Materials and Methods

RPF Library/Prep/SEQ

Ribosome‐protected fragments: 50 embryos were collected for each time point and immediately frozen in liquid nitrogen. Each sample was lysed in 800 μl of Lysis buffer (1 × Polysome Buffer, 1% Triton X‐100, 1 mM DTT, 25 U/ml DNaseI and 100 μg/ml cycloheximide) according to manufacturer specifications (Epicentre, Artseq Ribosome Profiling Kit Mammalian, HRPHMR12126). The mix was clarified for 10 minutes (min.) at 10,000 g at 4°C. Three microliters of ARTseq Nuclease (Epicentre, HRPHMR12126) was added to 400 μl of the lysed supernatant and incubated at room temperature for 45 min with gentle mixing. Nuclease digestion was stopped with 15 μl of SUPERase·In RNase Inhibitor (Life Technologies, cat. no. AM2696) and chilled on ice. Ribosomes were purified by Sephacryl S400 spin column chromatography (GE Healthcare, cat. no. 27‐5140‐01) or sucrose cushion ultracentrifugation according to manufacturer specifications (Epicentre, Artseq Ribosome Profiling Kit). The 400 μl of treated lysate was divided into four S400 spin columns (1 min/735 ×g). One hundred microliters of 1× Polysome Buffer was added to the same columns and spin again (1 min/735 × g). RNA from the 400 μl samples was extracted with Trizol, and rRNA was subtracted using RiboZero (Ribo‐Zero Magnetic Kit (Human/Mouse/Rat)) (Epicentre; cat no. MRZH11124), following the manufacturer's protocol, omitting the 50°C incubation step. Ribosome‐protected fragments (RPFs) were separated in a 15% Urea gel, and the region from 28‐to‐30 nucleotides was excised. RNA was eluted overnight in 300 mM NaOAc pH 5.5; 1 mM EDTA; 0.1 U/μl SUPERase In (Ambion #AM2694), followed by Ethanol precipitation.

RNA input

Total RNA was isolated from 400 μl of the 800 μl of clarified extract before ARTseq Nuclease treatment. Poly‐A selection was done according to the manufacturer guidelines (Dynabeads mRNA Purification Kit, Cat no.610.06), and RNA was fragmented using the ARTseq Ribosome Profiling Kit Mammalian protocol.

Library preparation

Both RPF and RNA input fragments were cloned according to the ARTseq Ribosome Profiling Kit, Mammalian. The final PCR was carried out with an initial 15‐s denaturation at 98°C, followed by 9‐12 cycles of 15 s at 98°C, 5 s at 55°C and extension at 72°C for 10 s. Reactions were separated on a non‐denaturing 8% polyacrylamide TBE gel, and DNA fragments of the correct size (113 + 28∼29 nt) were extracted and sequenced using an Illumina HiSeq 2000 sequencer.

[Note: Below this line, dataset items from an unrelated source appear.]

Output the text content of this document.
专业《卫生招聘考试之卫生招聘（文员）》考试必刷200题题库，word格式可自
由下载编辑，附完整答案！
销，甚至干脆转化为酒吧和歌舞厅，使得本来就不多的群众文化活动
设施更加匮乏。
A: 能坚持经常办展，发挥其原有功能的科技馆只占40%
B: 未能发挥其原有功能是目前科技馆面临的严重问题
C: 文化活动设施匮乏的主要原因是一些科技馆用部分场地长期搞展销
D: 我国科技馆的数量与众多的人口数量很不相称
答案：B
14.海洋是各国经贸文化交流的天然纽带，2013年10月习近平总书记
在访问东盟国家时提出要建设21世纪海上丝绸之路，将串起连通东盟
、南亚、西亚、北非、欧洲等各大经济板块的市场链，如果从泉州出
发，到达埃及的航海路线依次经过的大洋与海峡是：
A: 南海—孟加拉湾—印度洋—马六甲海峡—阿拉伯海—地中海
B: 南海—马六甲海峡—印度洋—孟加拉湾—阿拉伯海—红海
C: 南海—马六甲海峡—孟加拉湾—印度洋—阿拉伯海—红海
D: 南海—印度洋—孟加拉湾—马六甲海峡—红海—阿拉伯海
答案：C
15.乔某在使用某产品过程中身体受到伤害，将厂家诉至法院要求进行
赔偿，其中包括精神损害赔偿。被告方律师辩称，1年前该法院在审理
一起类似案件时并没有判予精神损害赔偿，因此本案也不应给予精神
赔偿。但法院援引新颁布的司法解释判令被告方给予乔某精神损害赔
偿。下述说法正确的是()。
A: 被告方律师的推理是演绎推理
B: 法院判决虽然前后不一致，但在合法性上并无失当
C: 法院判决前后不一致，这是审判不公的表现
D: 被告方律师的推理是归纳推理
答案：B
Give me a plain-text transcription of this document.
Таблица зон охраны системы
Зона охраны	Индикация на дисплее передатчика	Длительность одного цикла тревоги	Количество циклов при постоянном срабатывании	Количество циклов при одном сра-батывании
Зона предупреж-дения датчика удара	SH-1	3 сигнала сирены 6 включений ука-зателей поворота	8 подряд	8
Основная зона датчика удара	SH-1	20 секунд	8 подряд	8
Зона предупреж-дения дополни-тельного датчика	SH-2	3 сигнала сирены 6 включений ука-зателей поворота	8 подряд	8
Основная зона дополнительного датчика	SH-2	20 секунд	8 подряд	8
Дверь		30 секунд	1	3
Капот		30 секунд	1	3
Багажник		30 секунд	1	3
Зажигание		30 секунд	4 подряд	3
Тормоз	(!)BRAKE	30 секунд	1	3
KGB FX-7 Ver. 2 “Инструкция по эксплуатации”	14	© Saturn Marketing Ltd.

Filtering and alignment of ribosome profiling reads

Base calling was performed using CASAVA‐1.8.2. The Illumina TruSeq index adaptor sequence was then trimmed from raw reads by aligning its sequence, requiring 100% match of the first five base pairs and a minimum global alignment score of 60 (Matches: 5, Mismatches: −4, Gap opening: −7, Gap extension: −7, Cost‐free ends gaps). Trimmed reads were then depleted of rRNA, tRNA, snRNA, snoRNA and misc_RNA from Ensembl and RepeatMasker annotations using strand‐specific alignment performed with Bowtie2 v2.1.0 (Flicek et al, 2013) with default parameters. Filtered reads were finally aligned strand‐specifically to the Zebrafish Zv9 (danRer7) genome assembly using Tophat v2.0.8 (Kim et al, 2013) with default parameters and the exon‐junction coordinates from Ensembl r70. The same procedure was applied to the “input” reads.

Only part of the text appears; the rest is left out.